The algorithm had already removed half of Monster Match profiles from my queue—on Tinder, that would be the equivalent of nearly 4 million profiles. It also updated that queue to reflect early "preferences," using simple heuristics about what I did or didn't like. Swipe left on a googley-eyed dragon? I'd be less likely to see dragons in the future.

Berman's idea isn't just to lift the hood on these kinds of recommendation engines. It's to expose some of the fundamental issues with the way dating apps are built. Dating apps like Tinder, Hinge, and Bumble use "collaborative filtering," which generates recommendations based on majority opinion. It's similar to the way Netflix recommends what to watch: partly based on your personal preferences, and partly based on what's popular with a wide user base. When you first log in, your recommendations are almost entirely dependent on what other users think. Over time, those algorithms reduce human choice and marginalize certain types of profiles. In Berman's creation, if you swipe right on a zombie and left on a vampire, then a new user who also swipes yes on a zombie won't see the vampire in their queue. The monsters, in all their colorful variety, demonstrate a harsh reality: Dating app users get boxed into narrow assumptions and certain profiles are routinely excluded.

After swiping for a while, my arachnid avatar started to see this in practice on Monster Match. The characters includes both humanoid and creature monsters—vampires, ghouls, giant insects, demonic octopuses, and so on—but soon, there were no humanoid monsters in the queue. "In practice, algorithms reinforce bias by limiting what we can see," Berman says.

Ben Berman

When it comes to real humans on real dating apps, that algorithmic bias is well documented.

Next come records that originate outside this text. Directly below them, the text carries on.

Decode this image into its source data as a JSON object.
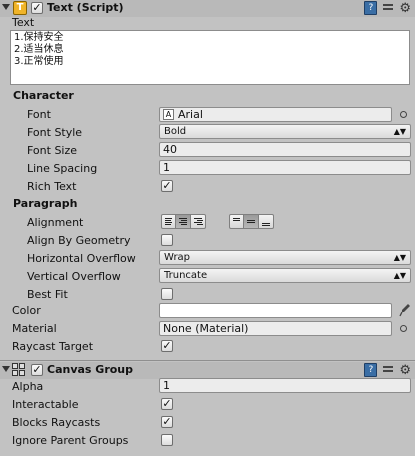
{
  "text_component": {
    "title": "Text (Script)",
    "text_label": "Text",
    "text_lines": [
      "1.保持安全",
      "2.适当休息",
      "3.正常使用"
    ],
    "character_heading": "Character",
    "font_label": "Font",
    "font_value": "Arial",
    "font_style_label": "Font Style",
    "font_style_value": "Bold",
    "font_size_label": "Font Size",
    "font_size_value": "40",
    "line_spacing_label": "Line Spacing",
    "line_spacing_value": "1",
    "rich_text_label": "Rich Text",
    "paragraph_heading": "Paragraph",
    "alignment_label": "Alignment",
    "align_by_geometry_label": "Align By Geometry",
    "horizontal_overflow_label": "Horizontal Overflow",
    "horizontal_overflow_value": "Wrap",
    "vertical_overflow_label": "Vertical Overflow",
    "vertical_overflow_value": "Truncate",
    "best_fit_label": "Best Fit",
    "color_label": "Color",
    "material_label": "Material",
    "material_value": "None (Material)",
    "raycast_target_label": "Raycast Target"
  },
  "canvas_group": {
    "title": "Canvas Group",
    "alpha_label": "Alpha",
    "alpha_value": "1",
    "interactable_label": "Interactable",
    "blocks_raycasts_label": "Blocks Raycasts",
    "ignore_parent_groups_label": "Ignore Parent Groups"
  },
  "icons": {
    "script_icon": "script-T-icon",
    "help": "book-icon",
    "preset": "layout-icon",
    "settings": "gear-icon"
  },
  "checkmark": "✓",
  "colors": {
    "panel_bg": "#c2c2c2",
    "header_bg": "#b9b9b9",
    "color_swatch": "#ffffff"
  }
}
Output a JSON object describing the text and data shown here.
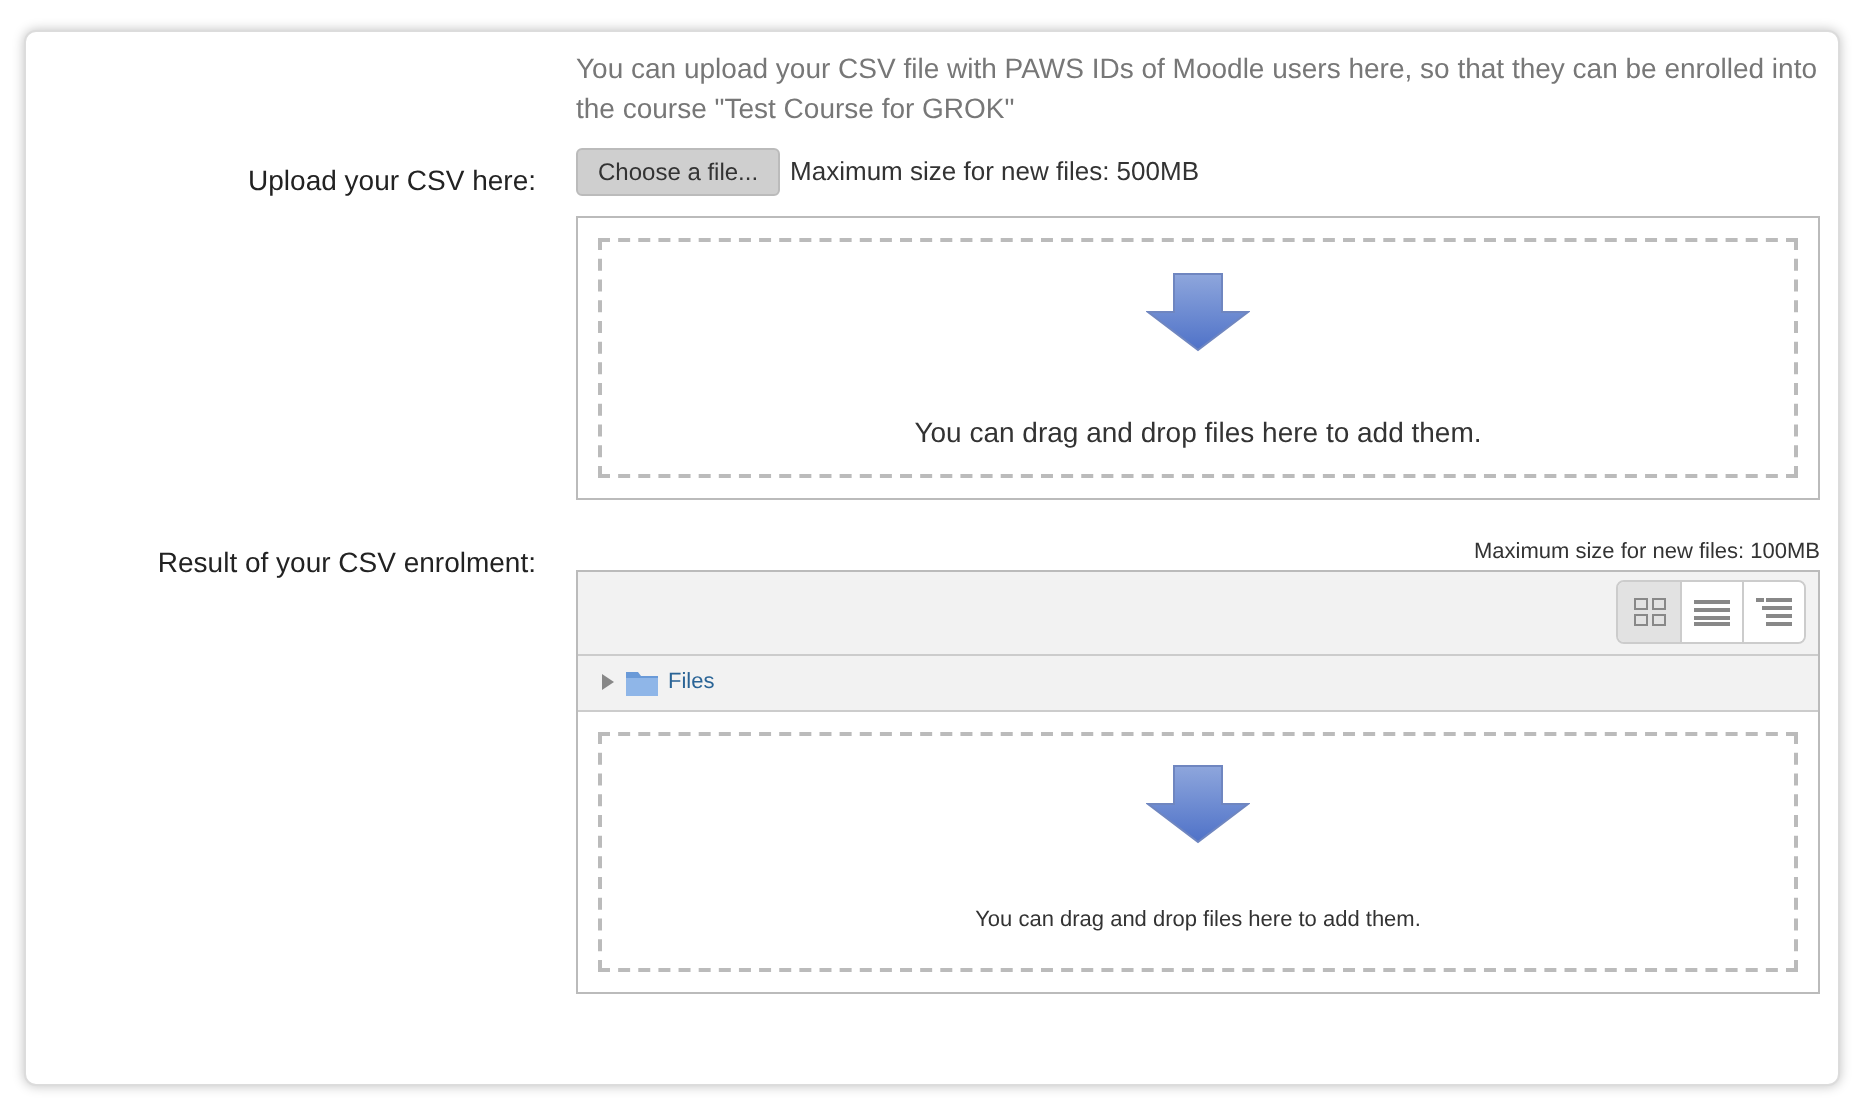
{
  "intro": "You can upload your CSV file with PAWS IDs of Moodle users here, so that they can be enrolled into the course \"Test Course for GROK\"",
  "upload": {
    "label": "Upload your CSV here:",
    "button": "Choose a file...",
    "max_size": "Maximum size for new files: 500MB",
    "drop_text": "You can drag and drop files here to add them."
  },
  "result": {
    "label": "Result of your CSV enrolment:",
    "max_size": "Maximum size for new files: 100MB",
    "view_buttons": [
      {
        "kind": "icons",
        "selected": true
      },
      {
        "kind": "list",
        "selected": false
      },
      {
        "kind": "tree",
        "selected": false
      }
    ],
    "folder": {
      "name": "Files",
      "expanded": false
    },
    "drop_text": "You can drag and drop files here to add them."
  }
}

OKCupid has found that, consistently, black women receive the fewest messages of any demographic on the platform. And a study from Cornell found that dating apps that let users filter matches by race, like OKCupid and the League, reinforce racial inequalities in the real world. Collaborative filtering works to generate recommendations, but those recommendations leave certain users at a disadvantage.

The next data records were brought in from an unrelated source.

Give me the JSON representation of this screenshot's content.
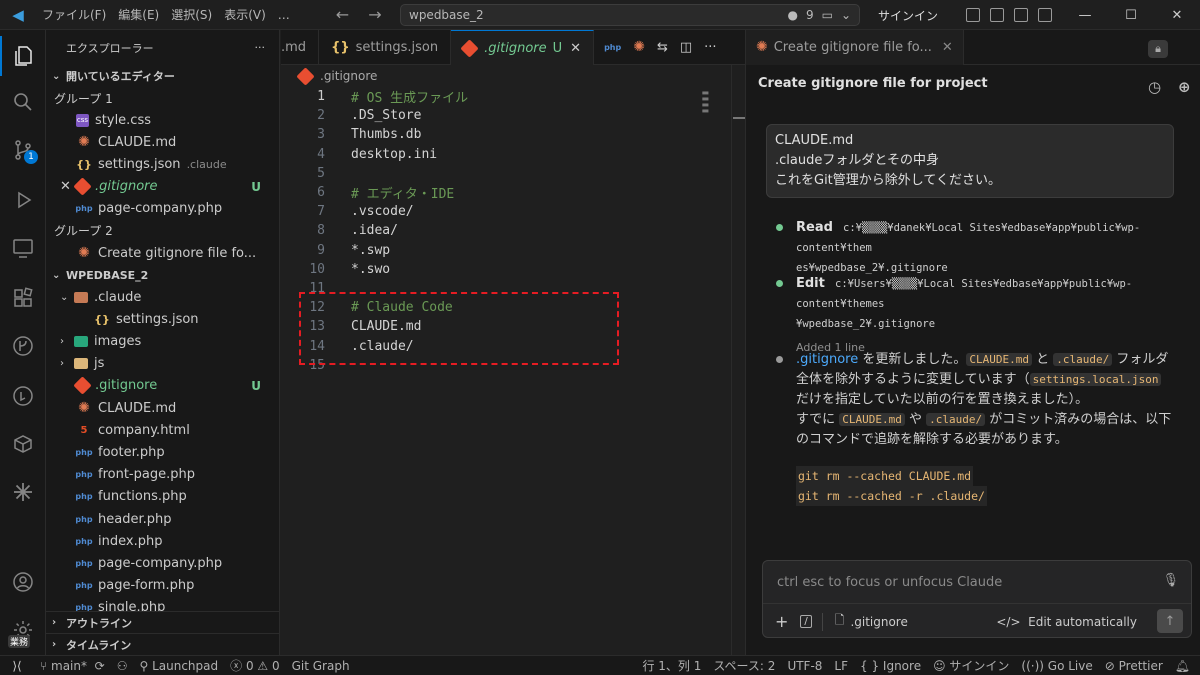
{
  "titlebar": {
    "menu": [
      "ファイル(F)",
      "編集(E)",
      "選択(S)",
      "表示(V)",
      "…"
    ],
    "search_text": "wpedbase_2",
    "count": "9",
    "signin": "サインイン"
  },
  "sidebar": {
    "title": "エクスプローラー",
    "open_editors_title": "開いているエディター",
    "group1_label": "グループ 1",
    "group2_label": "グループ 2",
    "open_editors": [
      {
        "name": "style.css"
      },
      {
        "name": "CLAUDE.md"
      },
      {
        "name": "settings.json",
        "desc": ".claude"
      },
      {
        "name": ".gitignore",
        "status": "U"
      },
      {
        "name": "page-company.php"
      }
    ],
    "group2_items": [
      {
        "name": "Create gitignore file fo..."
      }
    ],
    "project_title": "WPEDBASE_2",
    "tree": [
      {
        "name": ".claude"
      },
      {
        "name": "settings.json"
      },
      {
        "name": "images"
      },
      {
        "name": "js"
      },
      {
        "name": ".gitignore",
        "status": "U"
      },
      {
        "name": "CLAUDE.md"
      },
      {
        "name": "company.html"
      },
      {
        "name": "footer.php"
      },
      {
        "name": "front-page.php"
      },
      {
        "name": "functions.php"
      },
      {
        "name": "header.php"
      },
      {
        "name": "index.php"
      },
      {
        "name": "page-company.php"
      },
      {
        "name": "page-form.php"
      },
      {
        "name": "single.php"
      }
    ],
    "outline_title": "アウトライン",
    "timeline_title": "タイムライン",
    "activity_badge": "1",
    "account_badge": "業務"
  },
  "editor": {
    "tabs": [
      {
        "label": ".md"
      },
      {
        "label": "settings.json"
      },
      {
        "label": ".gitignore",
        "status": "U"
      }
    ],
    "breadcrumb": ".gitignore",
    "lines": [
      {
        "n": "1",
        "t": "# OS 生成ファイル",
        "comment": true
      },
      {
        "n": "2",
        "t": ".DS_Store"
      },
      {
        "n": "3",
        "t": "Thumbs.db"
      },
      {
        "n": "4",
        "t": "desktop.ini"
      },
      {
        "n": "5",
        "t": ""
      },
      {
        "n": "6",
        "t": "# エディタ・IDE",
        "comment": true
      },
      {
        "n": "7",
        "t": ".vscode/"
      },
      {
        "n": "8",
        "t": ".idea/"
      },
      {
        "n": "9",
        "t": "*.swp"
      },
      {
        "n": "10",
        "t": "*.swo"
      },
      {
        "n": "11",
        "t": ""
      },
      {
        "n": "12",
        "t": "# Claude Code",
        "comment": true
      },
      {
        "n": "13",
        "t": "CLAUDE.md"
      },
      {
        "n": "14",
        "t": ".claude/"
      },
      {
        "n": "15",
        "t": ""
      }
    ]
  },
  "panel": {
    "tab_title": "Create gitignore file fo...",
    "header": "Create gitignore file for project",
    "user_message": [
      "CLAUDE.md",
      ".claudeフォルダとその中身",
      "これをGit管理から除外してください。"
    ],
    "read_label": "Read",
    "read_path_1": "c:¥▒▒▒▒¥danek¥Local Sites¥edbase¥app¥public¥wp-content¥them",
    "read_path_2": "es¥wpedbase_2¥.gitignore",
    "edit_label": "Edit",
    "edit_path_1": "c:¥Users¥▒▒▒▒¥Local Sites¥edbase¥app¥public¥wp-content¥themes",
    "edit_path_2": "¥wpedbase_2¥.gitignore",
    "edit_sub": "Added 1 line",
    "response": {
      "link": ".gitignore",
      "t1": " を更新しました。",
      "c1": "CLAUDE.md",
      "t2": " と ",
      "c2": ".claude/",
      "t3": " フォルダ全体を除外するように変更しています（",
      "c3": "settings.local.json",
      "t4": " だけを指定していた以前の行を置き換えました）。",
      "t5": "すでに ",
      "c4": "CLAUDE.md",
      "t6": " や ",
      "c5": ".claude/",
      "t7": " がコミット済みの場合は、以下のコマンドで追跡を解除する必要があります。"
    },
    "commands": [
      "git rm --cached CLAUDE.md",
      "git rm --cached -r .claude/"
    ],
    "input_placeholder": "ctrl esc to focus or unfocus Claude",
    "input_file": ".gitignore",
    "edit_mode": "Edit automatically"
  },
  "status": {
    "branch": "main*",
    "launchpad": "Launchpad",
    "errors": "0",
    "warnings": "0",
    "git_graph": "Git Graph",
    "position": "行 1、列 1",
    "spaces": "スペース: 2",
    "encoding": "UTF-8",
    "eol": "LF",
    "language": "Ignore",
    "signin": "サインイン",
    "golive": "Go Live",
    "prettier": "Prettier"
  },
  "colors": {
    "accent": "#0078d4",
    "untracked": "#73c991",
    "highlight": "#e51c23",
    "link": "#4daafc"
  }
}
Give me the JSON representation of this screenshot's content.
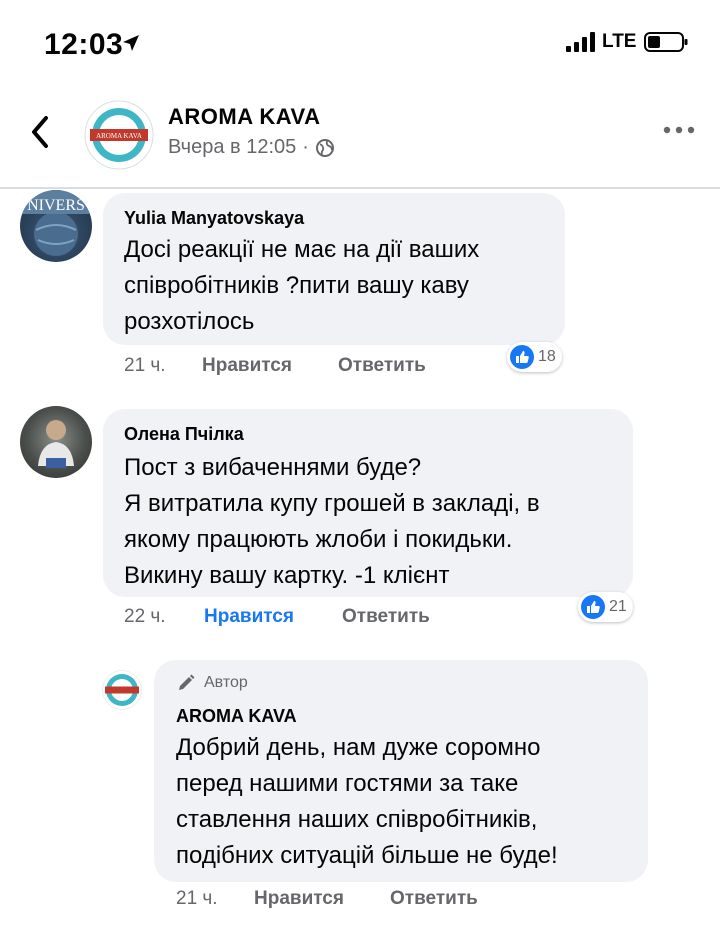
{
  "status_bar": {
    "time": "12:03",
    "carrier": "LTE"
  },
  "post": {
    "page_name": "AROMA KAVA",
    "posted_time": "Вчера в 12:05",
    "separator": "·",
    "avatar_text": "AROMA KAVA"
  },
  "comments": [
    {
      "author": "Yulia Manyatovskaya",
      "avatar_text": "NIVERS",
      "lines": [
        "Досі реакції не має на дії ваших",
        "співробітників ?пити вашу каву",
        "розхотілось"
      ],
      "time": "21 ч.",
      "like_label": "Нравится",
      "reply_label": "Ответить",
      "reactions": "18",
      "liked": false
    },
    {
      "author": "Олена Пчілка",
      "lines": [
        "Пост з вибаченнями буде?",
        "Я витратила купу грошей в закладі, в",
        "якому працюють жлоби і покидьки.",
        "Викину вашу картку. -1 клієнт"
      ],
      "time": "22 ч.",
      "like_label": "Нравится",
      "reply_label": "Ответить",
      "reactions": "21",
      "liked": true
    }
  ],
  "reply": {
    "badge": "Автор",
    "author": "AROMA KAVA",
    "lines": [
      "Добрий день, нам дуже соромно",
      "перед нашими гостями за таке",
      "ставлення наших співробітників,",
      "подібних ситуацій більше не буде!"
    ],
    "time": "21 ч.",
    "like_label": "Нравится",
    "reply_label": "Ответить"
  },
  "colors": {
    "accent": "#1877f2",
    "bubble": "#f0f2f5",
    "secondary_text": "#65676b",
    "brand_teal": "#3fb6c6"
  }
}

Beyond that, Berman says these algorithms simply don't work for most people. He points to the rise of niche dating sites, like Jdate and AmoLatina, as proof that minority groups are left out by collaborative filtering. "I think software is a great way to meet someone," Berman says, "but I think these existing dating apps have become narrowly focused on growth at the expense of users who would otherwise be successful. Well, what if it isn’t the user? What if it’s the design of the software that makes people feel like they’re unsuccessful?"

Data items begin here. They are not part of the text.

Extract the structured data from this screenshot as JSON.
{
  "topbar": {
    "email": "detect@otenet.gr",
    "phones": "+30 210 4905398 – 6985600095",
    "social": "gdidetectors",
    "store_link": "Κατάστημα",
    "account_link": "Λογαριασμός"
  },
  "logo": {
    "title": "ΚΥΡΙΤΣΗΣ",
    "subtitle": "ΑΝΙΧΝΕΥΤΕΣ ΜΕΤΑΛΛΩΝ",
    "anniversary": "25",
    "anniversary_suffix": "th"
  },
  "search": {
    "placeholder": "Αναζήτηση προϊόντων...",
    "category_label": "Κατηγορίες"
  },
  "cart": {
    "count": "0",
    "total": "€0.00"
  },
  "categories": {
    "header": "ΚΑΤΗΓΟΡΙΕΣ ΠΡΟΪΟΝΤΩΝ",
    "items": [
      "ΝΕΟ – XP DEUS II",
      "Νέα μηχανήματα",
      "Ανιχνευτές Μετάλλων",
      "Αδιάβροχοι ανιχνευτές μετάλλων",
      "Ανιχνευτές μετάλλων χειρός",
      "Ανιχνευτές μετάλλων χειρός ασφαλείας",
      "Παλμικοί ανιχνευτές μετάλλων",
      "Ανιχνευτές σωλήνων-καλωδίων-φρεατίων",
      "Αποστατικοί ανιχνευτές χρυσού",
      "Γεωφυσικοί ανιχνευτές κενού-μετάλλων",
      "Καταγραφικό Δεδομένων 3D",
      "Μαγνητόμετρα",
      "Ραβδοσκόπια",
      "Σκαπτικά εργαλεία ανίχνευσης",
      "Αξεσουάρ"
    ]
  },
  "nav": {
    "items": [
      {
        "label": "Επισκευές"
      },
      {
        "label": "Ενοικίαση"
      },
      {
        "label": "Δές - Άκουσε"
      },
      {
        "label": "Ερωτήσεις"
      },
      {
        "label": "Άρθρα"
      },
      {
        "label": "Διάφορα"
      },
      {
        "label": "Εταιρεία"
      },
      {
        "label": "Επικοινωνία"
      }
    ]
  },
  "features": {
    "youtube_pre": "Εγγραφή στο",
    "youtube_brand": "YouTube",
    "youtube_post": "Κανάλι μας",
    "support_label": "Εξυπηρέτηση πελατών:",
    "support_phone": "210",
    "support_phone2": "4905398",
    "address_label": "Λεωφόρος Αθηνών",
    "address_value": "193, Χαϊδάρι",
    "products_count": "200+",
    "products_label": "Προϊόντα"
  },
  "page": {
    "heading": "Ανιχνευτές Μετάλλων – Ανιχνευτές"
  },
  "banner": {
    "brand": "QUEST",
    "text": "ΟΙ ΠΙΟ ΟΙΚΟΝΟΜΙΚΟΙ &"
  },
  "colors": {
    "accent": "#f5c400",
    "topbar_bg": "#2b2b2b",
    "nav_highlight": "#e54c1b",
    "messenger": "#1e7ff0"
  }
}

While Monster Match is just a game, Berman has a few ideas of how to improve the online and app-based dating experience. "A reset button that erases history with the app would go a long way," he says. "Or an opt-out button that lets you turn off the recommendation algorithm so that it matches randomly." He also likes the idea of modeling a dating app after games, with "quests" to go on with a potential date and achievements to unlock on those dates.